Between watching the clip below, Conway’s other interview this morning with “Face the Nation,” and Chris Christie’s comments about Trump’s immigration plan on “This Week,” a few things seem increasingly clear:

1. For understandable reasons, they really don’t want to talk about legalization any more than they have to. As you’ll see, Wallace had to follow up with Conway several times before he got a straight answer out of her. Left to their druthers, I’m sure Trump and his team would prefer to simply say “we’ll see” when it comes to nonviolent illegals.
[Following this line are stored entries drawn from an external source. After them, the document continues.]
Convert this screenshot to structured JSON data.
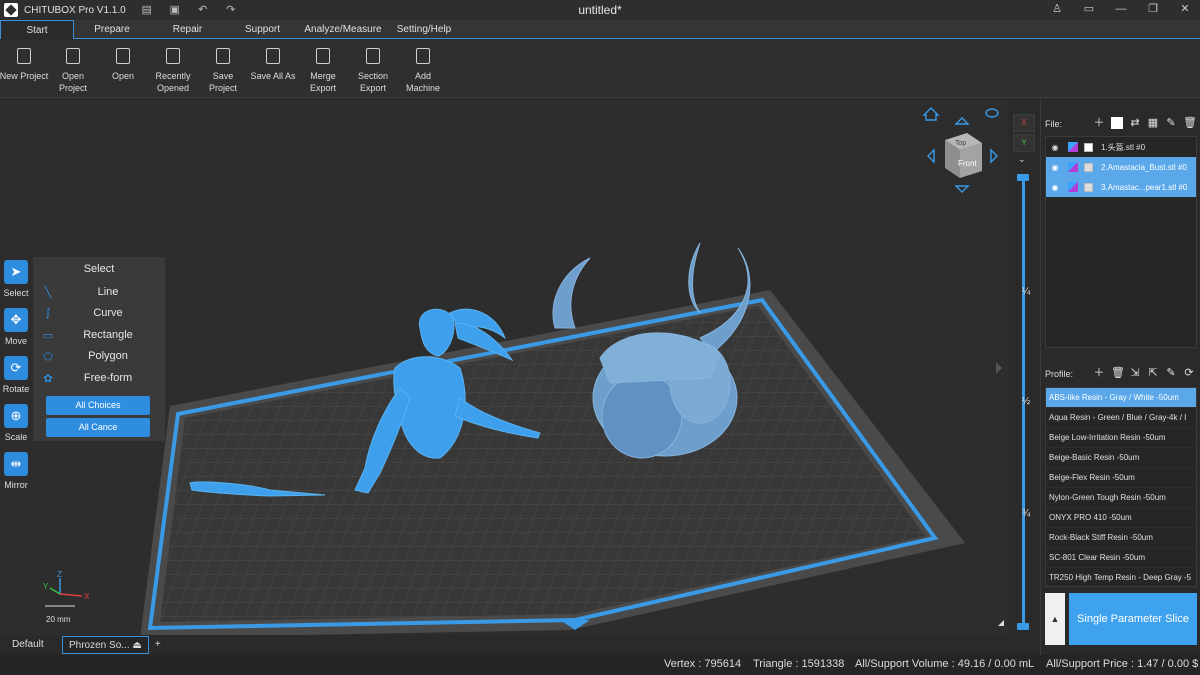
{
  "app": {
    "title": "CHITUBOX Pro V1.1.0",
    "document": "untitled*"
  },
  "tabs": [
    "Start",
    "Prepare",
    "Repair",
    "Support",
    "Analyze/Measure",
    "Setting/Help"
  ],
  "ribbon": {
    "new_project": "New Project",
    "open_project_1": "Open",
    "open_project_2": "Project",
    "open": "Open",
    "recently_1": "Recently",
    "recently_2": "Opened",
    "save_project": "Save Project",
    "save_all_as": "Save All As",
    "merge_1": "Merge",
    "merge_2": "Export",
    "section_1": "Section",
    "section_2": "Export",
    "add_1": "Add",
    "add_2": "Machine"
  },
  "left_tools": [
    "Select",
    "Move",
    "Rotate",
    "Scale",
    "Mirror"
  ],
  "select_panel": {
    "title": "Select",
    "options": [
      "Line",
      "Curve",
      "Rectangle",
      "Polygon",
      "Free-form"
    ],
    "all_choices": "All Choices",
    "all_cancel": "All Cance"
  },
  "viewport": {
    "scale_label": "20 mm",
    "cube_top": "Top",
    "cube_front": "Front",
    "axis_x": "X",
    "axis_y": "Y",
    "axis_z": "Z"
  },
  "bottom_tabs": {
    "default": "Default",
    "profile": "Phrozen So...",
    "add": "+"
  },
  "status": {
    "vertex": "Vertex : 795614",
    "triangle": "Triangle : 1591338",
    "volume": "All/Support Volume : 49.16 / 0.00 mL",
    "price": "All/Support Price : 1.47 / 0.00 $"
  },
  "slider": {
    "x_btn": "X",
    "y_btn": "Y",
    "q1": "¼",
    "q2": "½",
    "q3": "¾"
  },
  "file_panel": {
    "label": "File:",
    "files": [
      {
        "name": "1.头盔.stl #0",
        "selected": false
      },
      {
        "name": "2.Amastacia_Bust.stl #0",
        "selected": true
      },
      {
        "name": "3.Amastac...pear1.stl #0",
        "selected": true
      }
    ]
  },
  "profile_panel": {
    "label": "Profile:",
    "profiles": [
      "ABS-like Resin - Gray / White -50um",
      "Aqua Resin - Green / Blue / Gray-4k / I",
      "Beige Low-Irritation Resin -50um",
      "Beige-Basic Resin -50um",
      "Beige-Flex Resin -50um",
      "Nylon-Green Tough Resin -50um",
      "ONYX PRO 410 -50um",
      "Rock-Black Stiff Resin -50um",
      "SC-801 Clear Resin -50um",
      "TR250 High Temp Resin - Deep Gray -5"
    ]
  },
  "slice_button": "Single Parameter Slice",
  "colors": {
    "accent": "#2f8de0",
    "model": "#3ea0ec",
    "selected_row": "#5aa7ea"
  }
}
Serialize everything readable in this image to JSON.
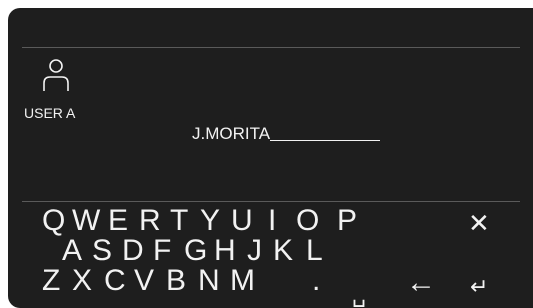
{
  "user": {
    "label": "USER A"
  },
  "name_field": {
    "value": "J.MORITA"
  },
  "keyboard": {
    "row1": [
      "Q",
      "W",
      "E",
      "R",
      "T",
      "Y",
      "U",
      "I",
      "O",
      "P"
    ],
    "row2": [
      "A",
      "S",
      "D",
      "F",
      "G",
      "H",
      "J",
      "K",
      "L"
    ],
    "row3": [
      "Z",
      "X",
      "C",
      "V",
      "B",
      "N",
      "M",
      "."
    ],
    "space_key": "␣",
    "close_key": "✕",
    "backspace_key": "←",
    "enter_key": "↵"
  },
  "colors": {
    "panel_background": "#1e1e1e",
    "text": "#f2f2f2",
    "divider": "#5a5a5a"
  }
}
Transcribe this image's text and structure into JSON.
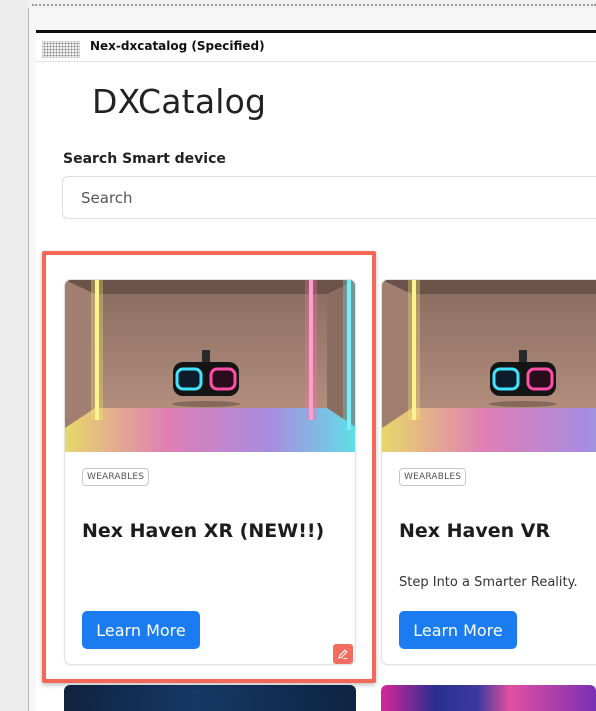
{
  "window": {
    "title": "Nex-dxcatalog (Specified)"
  },
  "app": {
    "title": "DXCatalog"
  },
  "search": {
    "label": "Search Smart device",
    "placeholder": "Search"
  },
  "cards": [
    {
      "category": "WEARABLES",
      "title": "Nex Haven XR (NEW!!)",
      "description": "",
      "button_label": "Learn More",
      "image_icon": "vr-headset-neon-room",
      "selected": true
    },
    {
      "category": "WEARABLES",
      "title": "Nex Haven VR",
      "description": "Step Into a Smarter Reality.",
      "button_label": "Learn More",
      "image_icon": "vr-headset-neon-room"
    }
  ],
  "colors": {
    "button": "#1a7cf0",
    "highlight": "#f4685a",
    "edit_badge": "#f26d5f"
  }
}
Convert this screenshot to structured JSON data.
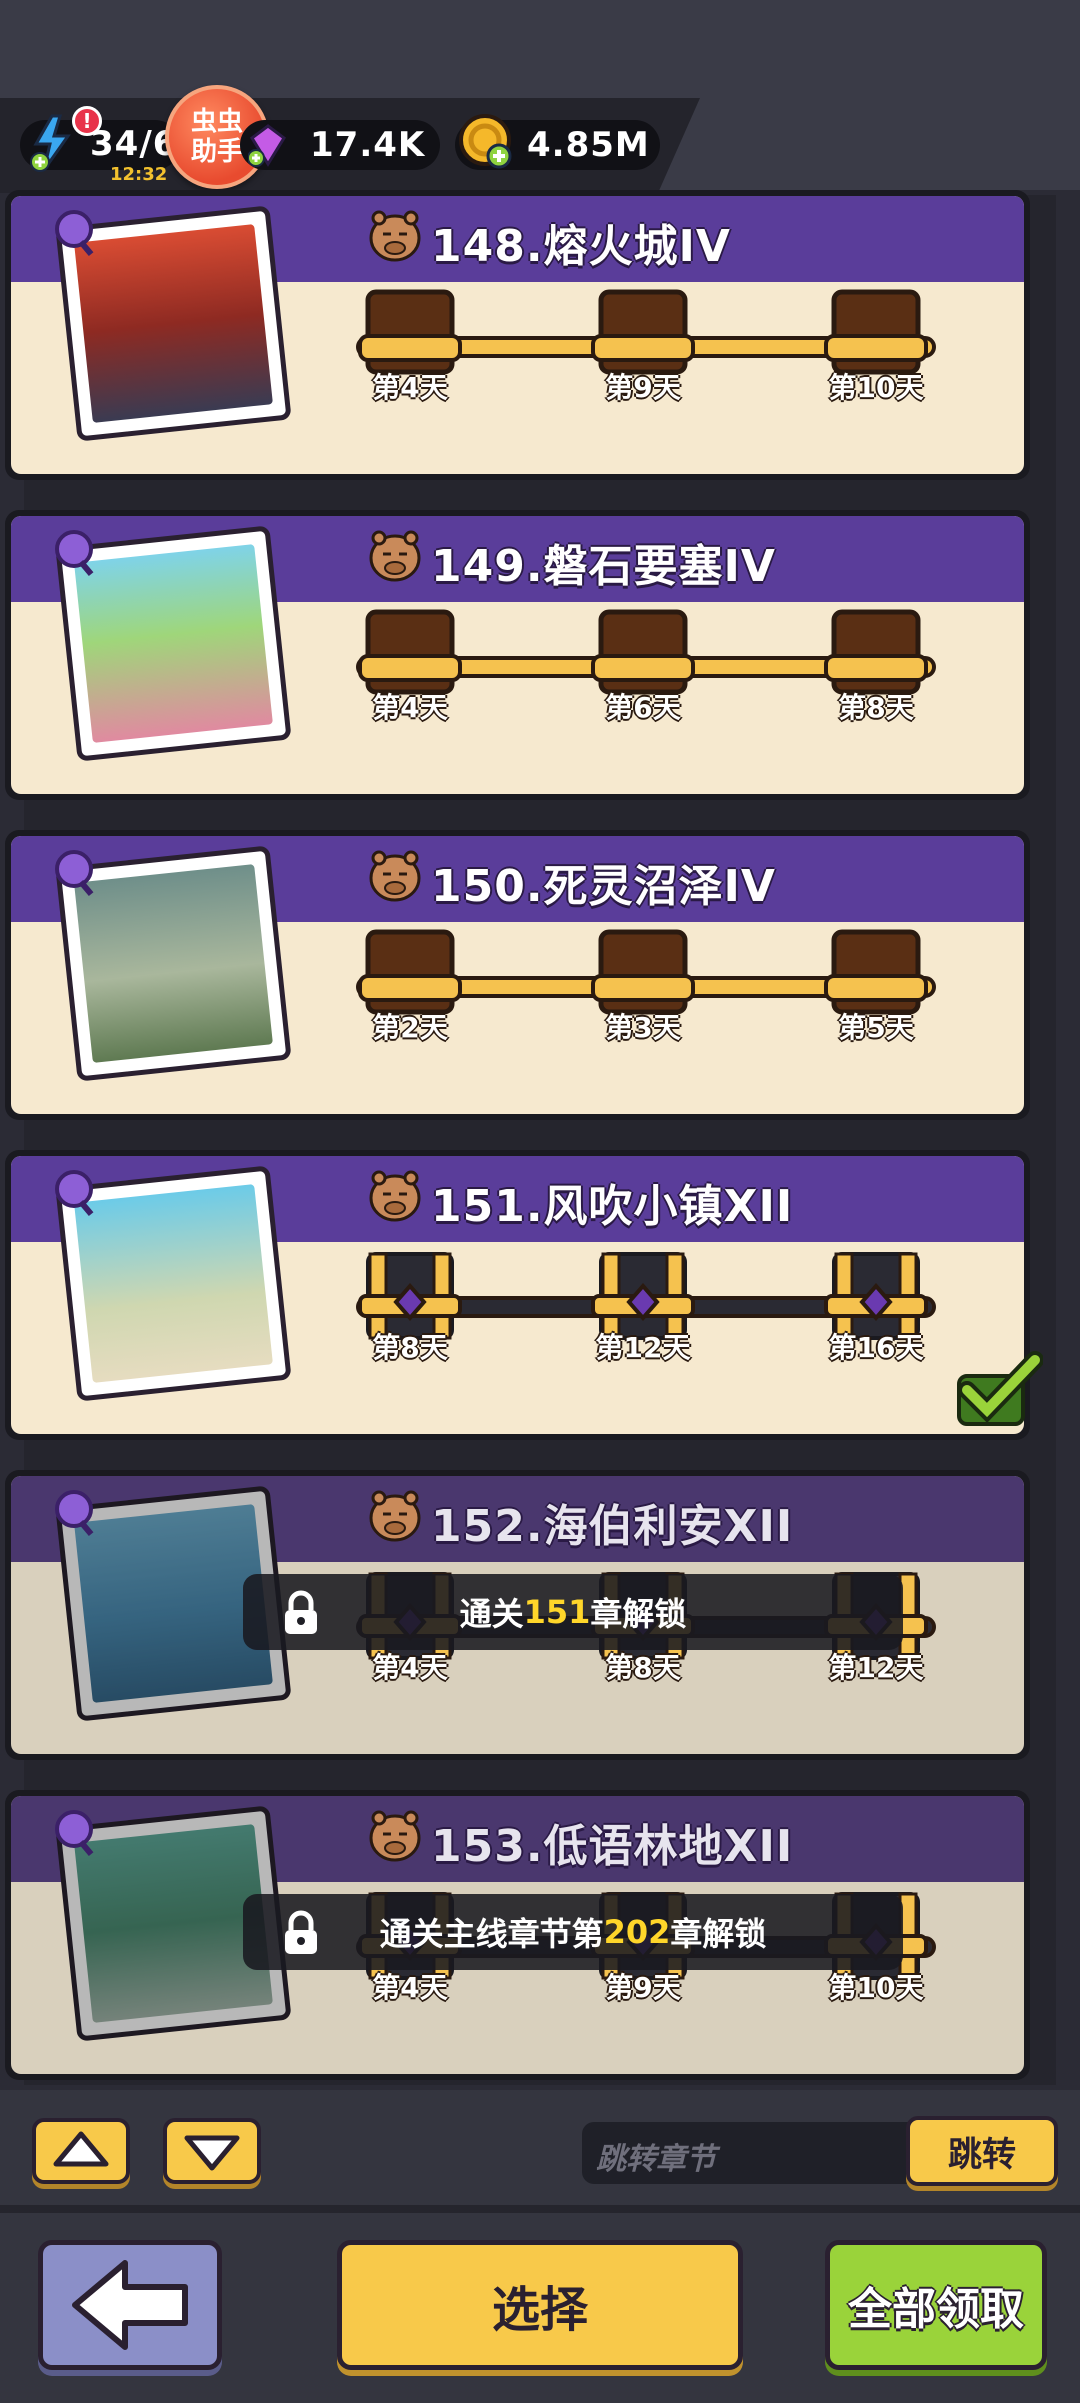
{
  "resources": {
    "energy": "34/6",
    "energy_timer": "12:32",
    "alert": "!",
    "gems": "17.4K",
    "coins": "4.85M"
  },
  "helper": {
    "line1": "虫虫",
    "line2": "助手"
  },
  "chapters": [
    {
      "title": "148.熔火城IV",
      "days": [
        "第4天",
        "第9天",
        "第10天"
      ],
      "locked": false
    },
    {
      "title": "149.磐石要塞IV",
      "days": [
        "第4天",
        "第6天",
        "第8天"
      ],
      "locked": false
    },
    {
      "title": "150.死灵沼泽IV",
      "days": [
        "第2天",
        "第3天",
        "第5天"
      ],
      "locked": false
    },
    {
      "title": "151.风吹小镇XII",
      "days": [
        "第8天",
        "第12天",
        "第16天"
      ],
      "locked": false
    },
    {
      "title": "152.海伯利安XII",
      "days": [
        "第4天",
        "第8天",
        "第12天"
      ],
      "locked": true,
      "lock_prefix": "通关",
      "lock_number": "151",
      "lock_suffix": "章解锁"
    },
    {
      "title": "153.低语林地XII",
      "days": [
        "第4天",
        "第9天",
        "第10天"
      ],
      "locked": true,
      "lock_prefix": "通关主线章节第",
      "lock_number": "202",
      "lock_suffix": "章解锁"
    }
  ],
  "jump": {
    "placeholder": "跳转章节",
    "button": "跳转"
  },
  "buttons": {
    "select": "选择",
    "claim_all": "全部领取"
  },
  "colors": {
    "accent_yellow": "#f8c94a",
    "header_purple": "#5a3d9a",
    "claim_green": "#9ad33a",
    "highlight": "#ffd62a"
  },
  "icons": [
    "energy-icon",
    "gem-icon",
    "coin-icon",
    "capybara-icon",
    "chest-icon",
    "lock-icon",
    "check-icon",
    "arrow-up-icon",
    "arrow-down-icon",
    "back-arrow-icon"
  ]
}
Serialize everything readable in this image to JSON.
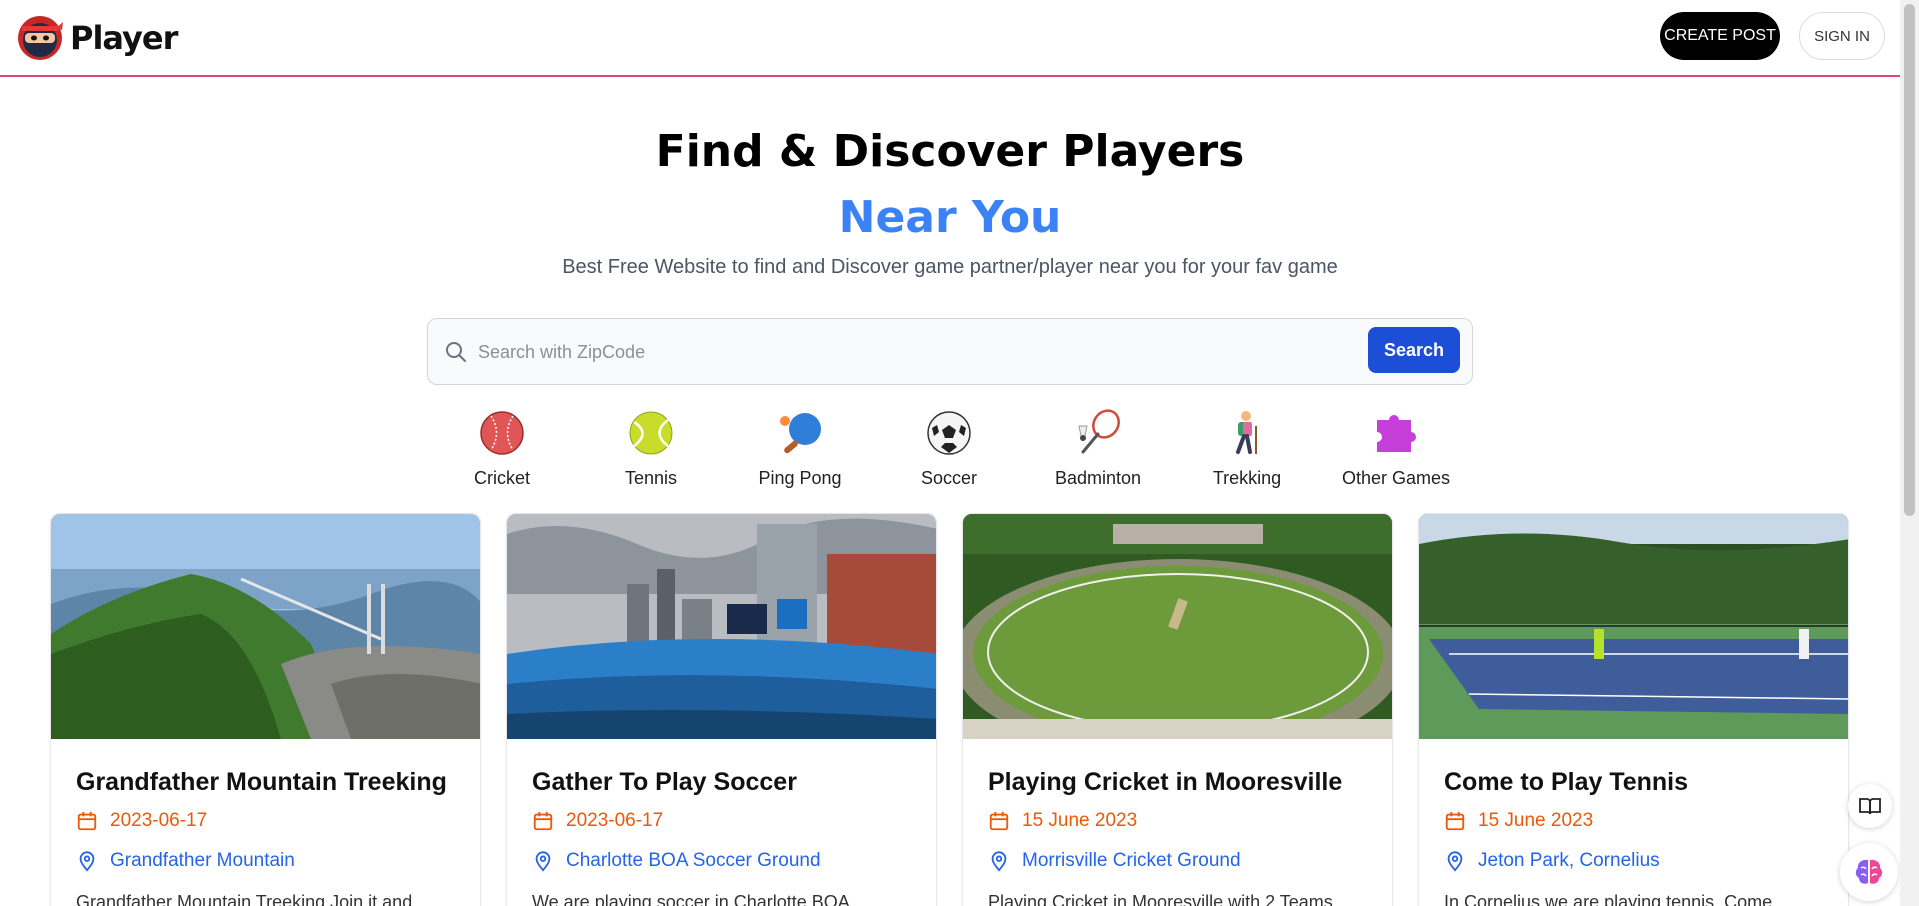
{
  "header": {
    "brand": "Player",
    "create_post_label": "CREATE POST",
    "sign_in_label": "SIGN IN",
    "accent_color": "#e0457b"
  },
  "hero": {
    "title": "Find & Discover Players",
    "subtitle": "Near You",
    "description": "Best Free Website to find and Discover game partner/player near you for your fav game",
    "subtitle_color": "#3b82f6"
  },
  "search": {
    "placeholder": "Search with ZipCode",
    "value": "",
    "button_label": "Search",
    "button_color": "#1d4ed8"
  },
  "categories": [
    {
      "label": "Cricket",
      "icon": "cricket-ball-icon"
    },
    {
      "label": "Tennis",
      "icon": "tennis-ball-icon"
    },
    {
      "label": "Ping Pong",
      "icon": "ping-pong-paddle-icon"
    },
    {
      "label": "Soccer",
      "icon": "soccer-ball-icon"
    },
    {
      "label": "Badminton",
      "icon": "badminton-icon"
    },
    {
      "label": "Trekking",
      "icon": "hiker-icon"
    },
    {
      "label": "Other Games",
      "icon": "puzzle-piece-icon"
    }
  ],
  "cards": [
    {
      "title": "Grandfather Mountain Treeking",
      "date": "2023-06-17",
      "location": "Grandfather Mountain",
      "description": "Grandfather Mountain Treeking Join it and",
      "image": "mountain-bridge-photo"
    },
    {
      "title": "Gather To Play Soccer",
      "date": "2023-06-17",
      "location": "Charlotte BOA Soccer Ground",
      "description": "We are playing soccer in Charlotte BOA",
      "image": "stadium-photo"
    },
    {
      "title": "Playing Cricket in Mooresville",
      "date": "15 June 2023",
      "location": "Morrisville Cricket Ground",
      "description": "Playing Cricket in Mooresville with 2 Teams",
      "image": "cricket-ground-photo"
    },
    {
      "title": "Come to Play Tennis",
      "date": "15 June 2023",
      "location": "Jeton Park, Cornelius",
      "description": "In Cornelius we are playing tennis. Come",
      "image": "tennis-court-photo"
    }
  ],
  "colors": {
    "date": "#ea580c",
    "location": "#2563eb"
  },
  "widgets": [
    {
      "icon": "book-icon"
    },
    {
      "icon": "brain-icon"
    }
  ]
}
And that’s the de facto policy, I think — we’ll see. (Or, as Trump put it, “There is a very good chance the answer could be yes.”) Let’s worry first about better enforcement and deporting criminal illegals, which are big enough tasks. (Trump and his surrogates have smartly emphasized at every turn this week that their main concern is violent offenders.) As for the non-criminals? They’ll get back to you.

2. There’s no more “deportation force.” Trump and Conway have been in sync over the past few days in stressing that any deportations that happen will be done through normal means, including ICE and local law enforcement. “Enforce the laws we have” is the new rallying cry. Is self-deportation part of that strategy too, John Dickerson asked Conway on “Face the Nation”? She dodged and essentially said Trump will work with the relevant government agencies to make sure they’re doing their jobs in removing people. But if he is true to his word on better internal enforcement, especially with E-Verify, then some self-deportation will naturally follow.

3. Conway seems pretty clear at 4:30 below that illegals will have to leave the country in order to qualify for legalization. Does that mean a touchback amnesty, in which they leave briefly and then return? Or does it mean they leave, get comfortable in Mexico, and wait year after year for their application to be approved like legal immigrants to the U.S. typically do? “He has said if you want to be here legally, you have to apply to be here legally,” she told Dickerson. “We all learned in kindergarten to stand in line and wait our turn and he is not talking about a deportation force.” I’m going to translate that too as “We’ll see.” The time an illegal would need to wait beyond America’s borders before being readmitted would obviously be a bargaining chip in negotiating an immigration deal with Congress.

4. Both Conway and Christie made a point of noting that, whatever Trump ends up doing on immigration, it’ll certainly be superior to Hillary Clinton’s amnesty plans. Hard to argue with that. Hillary’s promising executive amnesty to any illegal who brings a child with them. There’s no reason to believe she’ll do anything meaningful on border security or internal enforcement. The argument for Trump on immigration is the same as the argument for Trump on appointing Supreme Court justices: No matter how bad he ends up being, it’s a cinch that he’ll be better than the alternative. Fair enough, but I’d make two points in reply. One: Arguably the odds of a durable legislative amnesty happening are higher with Trump as president than with Hillary in the White House. If President Clinton asks Paul Ryan for a deal that would amnestize millions of illegals, the pressure on him from grassroots Republicans to hold the line will be tremendous. If President Trump asks for him a similar deal, the base will be conflicted and neutered. Two: As my pal Karl says, the argument that “Hillary is worse” can be used to justify any prospective Trump sellout on any issue, no matter how dear to the base. Any Trump cave, on guns, abortion, immigration, refugees, you name it, can plausibly be spun as better than what we’d have gotten with Clinton as president. I thought the whole point of nominating Trump, though, was that he doesn’t cave. He has balls of steel; he’ll stare down Schumer and get those candy-ass Democrats to do what he wants. If the case for Trump now boils down to “well, he’ll be a bit better than Hillary Clinton would,” that’s a pitiful deterioration in the Trump mystique. And it leaves you with the question of why, say, Ted Cruz or John Kasich were less acceptable to Trump voters than Trump was. If all you want is a Republican who’ll deliver a bit more than Hillary will, literally any Republican candidate was as good as another.